The principle of justice calls for a fair and appropriate distribution of health care services, taking into account resources. Equal cases should be treated equally; in the case of unequal treatment, morally relevant criteria should be specified. The principle demands a fair distribution of health care management. For example, the resources and capacities of hospitals must be distributed fairly. Every case of illness of a person that is equivalent, i.e. equal, to another case demands equal treatment. Unequal cases may be treated differently, but only if the cases have morally relevant differences. Unequal treatment is not justified based on nationality, gender, age, place of residence, religion, social status or previous behaviour in society. Even previous criminal offences or professional activities may not be taken into account in the decision. For example, a beggar is placed on an equal footing with a lawyer in terms of medical treatment, provided they have the same symptoms and equal chances of survival. The decision regarding medical treatment must be factually justified, transparent and fair.

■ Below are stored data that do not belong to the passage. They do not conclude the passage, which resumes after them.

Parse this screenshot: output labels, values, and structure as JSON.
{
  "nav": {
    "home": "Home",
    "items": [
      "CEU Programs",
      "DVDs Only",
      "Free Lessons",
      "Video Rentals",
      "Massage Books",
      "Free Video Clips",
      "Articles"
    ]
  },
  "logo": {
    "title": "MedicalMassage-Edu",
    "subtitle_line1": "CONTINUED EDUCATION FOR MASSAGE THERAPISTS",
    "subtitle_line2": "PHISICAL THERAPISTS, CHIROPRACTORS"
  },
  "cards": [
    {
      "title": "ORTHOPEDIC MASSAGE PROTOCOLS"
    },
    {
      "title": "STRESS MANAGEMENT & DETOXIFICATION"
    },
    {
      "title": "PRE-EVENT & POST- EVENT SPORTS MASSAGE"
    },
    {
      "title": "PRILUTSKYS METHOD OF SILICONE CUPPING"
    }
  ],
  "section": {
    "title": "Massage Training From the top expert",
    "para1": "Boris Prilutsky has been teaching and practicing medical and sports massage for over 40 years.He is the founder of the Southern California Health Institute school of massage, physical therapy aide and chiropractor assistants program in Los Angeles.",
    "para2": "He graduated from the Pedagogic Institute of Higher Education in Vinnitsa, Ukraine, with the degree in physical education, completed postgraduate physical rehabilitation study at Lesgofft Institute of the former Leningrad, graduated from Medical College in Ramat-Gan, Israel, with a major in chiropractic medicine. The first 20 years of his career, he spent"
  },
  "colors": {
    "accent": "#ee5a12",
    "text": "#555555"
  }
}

Application example of the four principles

In the concrete example, the four principles are first applied to the case, and then a consideration is made on the basis of the developed foundation. In order to apply the principles, it is now assumed that it is possible to treat a person with advanced lung cancer with chemotherapy. Since this would be the third therapy, the patient opposes the treatment despite the chances of cure being intact. If the case is interpreted from the perspective of the first principle, the negative right of freedom of the patient applies, whose autonomy would be preserved by refusing the therapy. In the specific case, it would also have to be verified whether the patient has the mental capacity to form her own free will, so that one can speak of the patient's will. In this example, this aspect is assumed. Since chemotherapy is unlikely to harm the patient, the principle of avoidance of harm is fulfilled. The fact that side effects may occur during chemotherapy must be known to both the physicians and the patient (see Prerequisites of the Principle of Autonomy) in any therapy. The principle of care obliges the physician to act actively. While the principle of non-harm can be used as an argument for both administering and suspending further chemotherapy, in this case the principle of care commands the therapeutic action because the patient's welfare is being promoted. The principle of justice is only applied in this example insofar as the consideration of whether another patient is not denied treatment due to the limited capacities of the hospital must also play a role. Since the treatment of the patient is objectively well justified, however, further consideration is not necessary here. The interpretation of the four principles is followed by the balancing of interests. A final judgement cannot be made here on the basis of the principles, as there is no general weighting. However, with the help of the principles it was possible to reveal what the moral conflict is in the example described. Is the patient's right to self-determination or the doctors' duty of care given greater weight?